2020年11月28日、カナダのマリー・クロード・ビボー農業・農産食品大臣は、EU・カナダ包括的経済貿易協定(CETA:The Comprehensive Economic and Trade Agreement between EU and Canada)と環太平洋パートナーシップに関する包括的及び先進的な協定(CPTPP:Comprehensive and Progressive Agreement for Trans-Pacific Partnership)によって、カナダが乳製品および家きん製品(鶏肉、七面鳥肉、鶏卵、種卵)の市場アクセスを譲許したことに対する補償として、カナダで供給管理制度(注)の対象品目となっている生乳及び家きん肉や鶏卵の生産者に対して支援を行うことを公表した。
(注)カナダ政府は、生乳及び家きん肉や鶏卵について、適正価格での安定供給と生産者の適切な所得確保を図るために供給管理政策を実施しており、生乳生産割当による計画生産、取引価格の設定による価格支持、輸入品に対する関税割当などが行われている。
2017年9月21日に発効したCETAに関する国内支援として、同年からカナダ政府は酪農産業に対して累計3億5000万カナダドル(287億円、1カナダドル=82円)を投入し、ロボット搾乳機の導入や自動給餌器などの設備投資に関する支援事業を行った。さらに2020年4月からの2年間には、新たに2億5000万カナダドル(205億円)規模の設備投資に関する支援事業を行っている。
その後、2018年12月30日にCPTPPが発効したことを受けて、2019年8月には、ビボー大臣がカナダの酪農家を8年間にわたり補償するために、17億5000万カナダドル(1435億円)の直接支払いを行うことを発表し、2019年12月と2020年1月の間に、1万戸以上の酪農家に対し、生乳生産割当に基づいて3億4500万カナダドル(282億9000万円)の直接支払いを行った。今回の発表により、2019年8月に公表した予定を前倒しして、今後3年間で残りの14億500万カナダドル(1152億1000万円)を酪農家に対して直接支払いすることが明らかにされた。一例として、80頭の成雌牛を飼育している酪農家は、毎年約3万8000カナダドル(311万6000円)の直接支払いを補償として受けとるとみられている。

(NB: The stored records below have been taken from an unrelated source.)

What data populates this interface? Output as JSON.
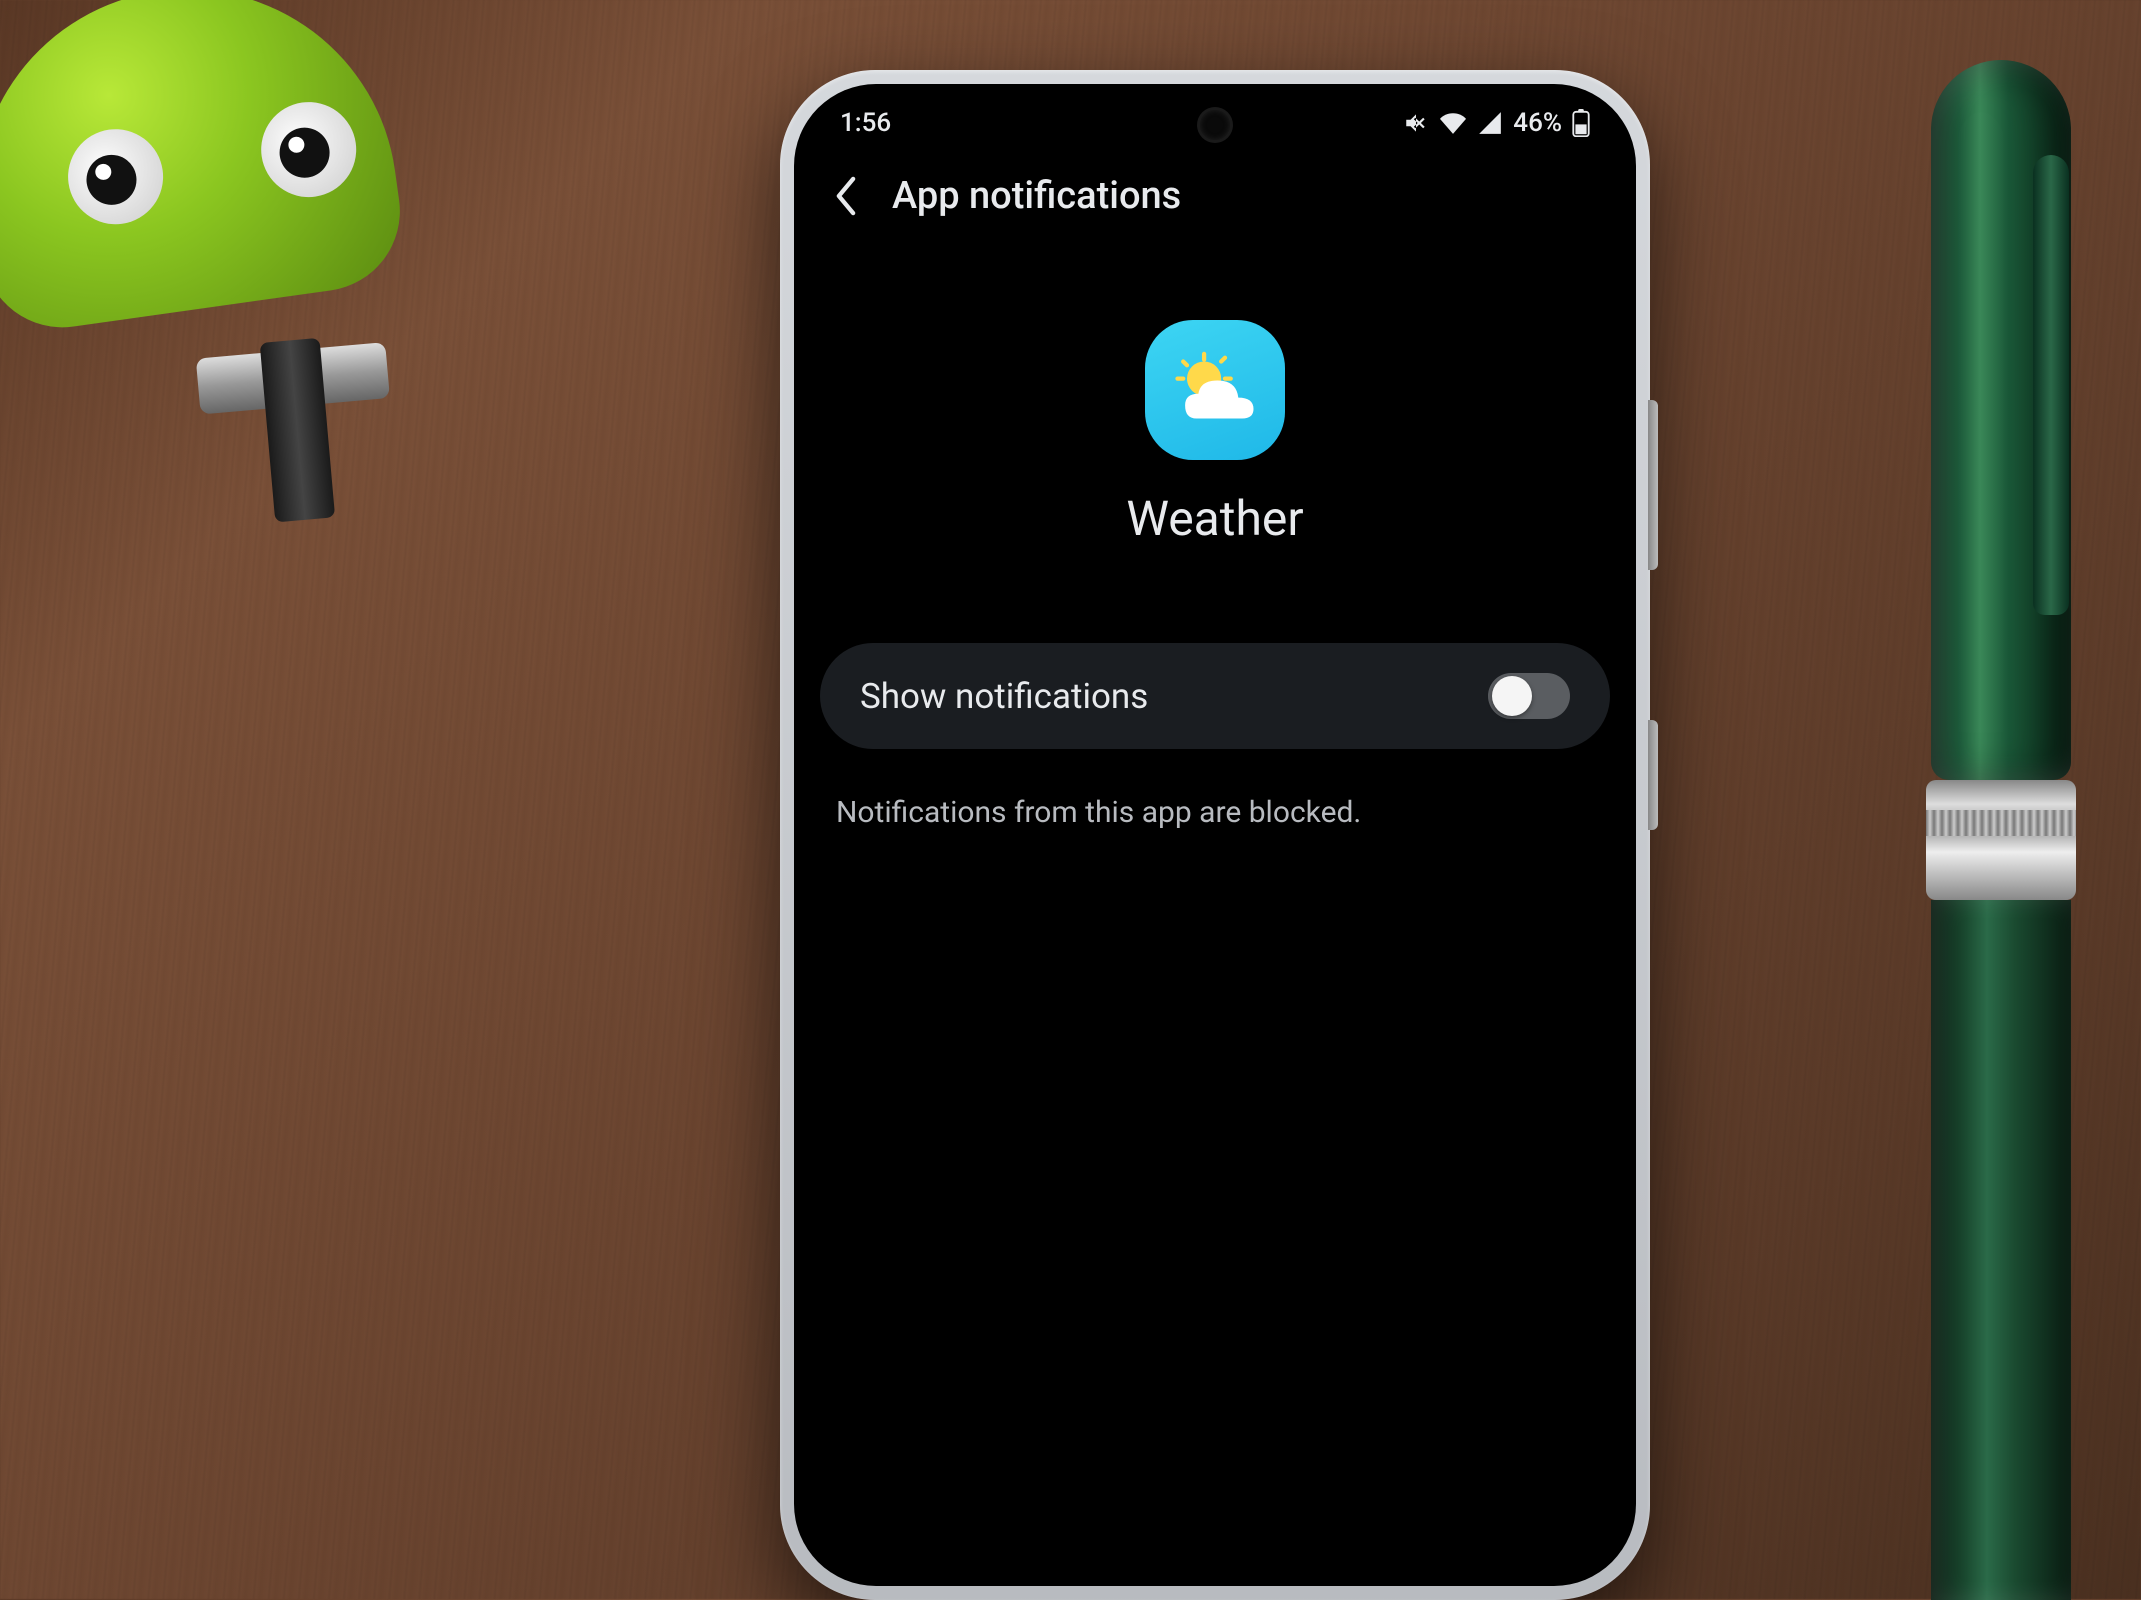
{
  "status_bar": {
    "time": "1:56",
    "battery_percent": "46%",
    "icons": {
      "mute": "mute-icon",
      "wifi": "wifi-icon",
      "signal": "signal-icon",
      "battery": "battery-icon"
    }
  },
  "header": {
    "title": "App notifications"
  },
  "app": {
    "name": "Weather",
    "icon_semantic": "weather-sun-cloud-icon"
  },
  "toggle": {
    "label": "Show notifications",
    "state": "off"
  },
  "blocked_message": "Notifications from this app are blocked.",
  "colors": {
    "app_icon_bg": "#24c5ed",
    "text_primary": "#e8eaed",
    "text_secondary": "#b8bbc0",
    "row_bg": "#1a1d21",
    "toggle_off_track": "#5a5d61"
  }
}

さらに、カナダ政府は今回の発表で、4800戸の家きん類(鶏肉、七面鳥肉、鶏卵、種卵)生産者のために10年間で6億9100万カナダドル(566億6200万円)の支援を行うことを明らかにした。
ビボー大臣は、今回の発表でカナダ政府は家族経営農家と農村地域を支える供給管理制度を万全の態勢で支援しており、供給管理制度に携わる次世代の人々に対しても強力な支援を行うことを示した、と述べている。
今回の発表に対して、関連する生産者団体による主な声明は以下の通り。
カナダ酪農家協会(DFC:Dairy Farmers of Canada)は、同日付で発表されたニュースリリースにおいて、輸入乳製品との競争が激化する中、今回の措置により、補償の前倒し及び支払いのスケジュールが明確になったことにより、生産者は確かな見通しをもって新技術を導入し、生産性を向上するための投資を行う事ができるようになったとして、今回の措置を歓迎している。また、同協会はこれにより、今後USMCA(注:カナダではCUSMAと表記)の影響に対する緩和策について、協議を進めたいと表明している。
カナダ鶏卵生産者協会(EFC:Egg Farmers of Canada)、カナダ鶏肉生産者協会(CFC:Chicken Farmers of Canada)、カナダ七面鳥生産者連盟(TFC:Turkey Farmers of Canada)、カナダ種卵生産者連盟(CHEP:Canadian Hatching Egg Producers)も同日付で共通のニュースリリースにより発表を行い、2018年12月に施行されたCPTPPによって、国産が国内市場のシェアを失い、多額の収入減少に直面しているものの、今回の措置により生産者が今後の計画を立てることを容易になったと述べている。また、CPTPPだけでなく、USMCAの影響により大きな損害を被っているとし、その対策について、政府と協議していくことを期待しているとしている。